Auf dich hab ich gewartet
    Samstag, 11 . Juni, um 17 : 52 Uhr
    Nachdem ich den ersten Schock überwunden habe, stelle ich fest, dass die Harakiri-Taktik ganz genau nach meinem Geschmack ist. Pflaster muss ich schnell abreißen. Je länger ich darüber nachdenke, auf welche Art, in welchem Tempo, mit welcher Konsequenz ich irgendetwas tue, desto schlimmer wird’s. Ich und meine Gedanken, wir sind nicht wie Yin und Yang, nicht wie A- und B-Hörnchen, nicht wie Karies und Baktus, nicht wie Jim und Knopf. Wir sind wie Plus und Minus. Wir stoßen uns ab. Ich glaube, ich kann so weit gehen und sagen, meine Gedanken und ich sind wie Dieter Bohlen und Thomas Anders.
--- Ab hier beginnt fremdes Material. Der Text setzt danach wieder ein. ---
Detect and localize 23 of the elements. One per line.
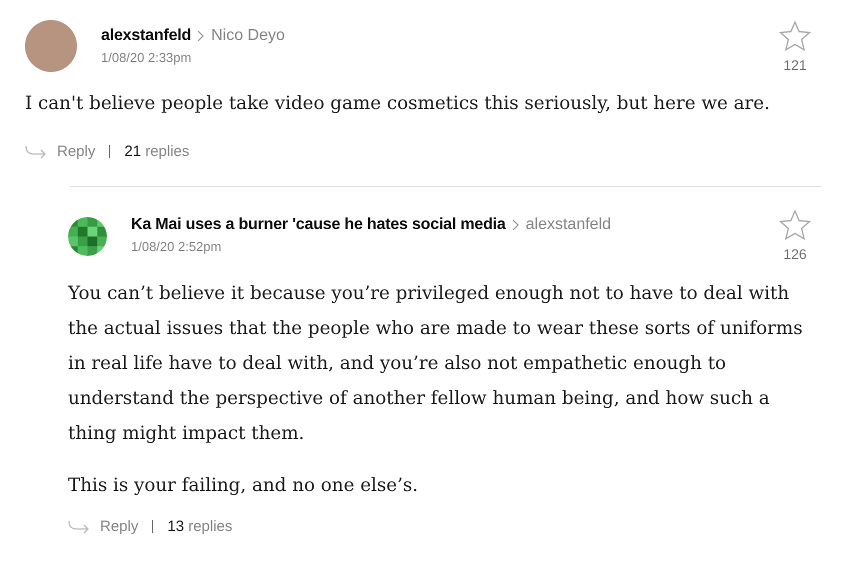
reply-arrow-icon bbox=[25, 144, 47, 158]
reply-to-name[interactable]: alexstanfeld bbox=[526, 216, 612, 234]
timestamp: 1/08/20 2:52pm bbox=[131, 239, 222, 254]
like-count: 121 bbox=[783, 57, 807, 73]
star-icon[interactable] bbox=[779, 209, 811, 241]
reply-arrow-icon bbox=[68, 520, 90, 534]
star-icon[interactable] bbox=[779, 20, 811, 52]
timestamp: 1/08/20 2:33pm bbox=[101, 50, 192, 65]
pixel-avatar-icon bbox=[68, 217, 107, 256]
comment-text: This is your failing, and no one else’s. bbox=[68, 474, 420, 498]
comment-text: I can't believe people take video game cosmetics this seriously, but here we are. bbox=[25, 92, 771, 116]
comment-text: You can’t believe it because you’re privileged enough not to have to deal with the actual issues that the people who are made to wear these sorts of uniforms in real life have to deal with, and you’re also not empathetic enough to understand the perspective of another fellow human being, and how such a thing might impact them. bbox=[68, 282, 804, 446]
reply-link[interactable]: Reply bbox=[100, 518, 138, 535]
replies-link[interactable]: 21 replies bbox=[124, 143, 190, 160]
reply-link[interactable]: Reply bbox=[57, 143, 96, 160]
chevron-right-icon bbox=[512, 219, 520, 231]
avatar-photo-placeholder bbox=[25, 20, 77, 72]
author-name[interactable]: Ka Mai uses a burner 'cause he hates social media bbox=[131, 216, 506, 234]
like-count: 126 bbox=[783, 246, 807, 262]
chevron-right-icon bbox=[197, 30, 206, 42]
author-name[interactable]: alexstanfeld bbox=[101, 27, 192, 45]
reply-to-name[interactable]: Nico Deyo bbox=[211, 27, 285, 45]
replies-link[interactable]: 13 replies bbox=[167, 518, 232, 535]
Wir hatten mal eine steile Karriere, waren ein gutes Team, wenn nicht sogar DAS Team, wurden gefeiert, geliebt und beneidet, sonnten uns im Glanze unseres Erfolgs, doch dann zerbrach die Gemeinschaft, und die beiden langjährigen Gefährten schlagen sich seitdem alleine durch.
    Meine Gedanken sind wie Dieter Bohlen. Auf so was Beknacktes muss man erst mal kommen.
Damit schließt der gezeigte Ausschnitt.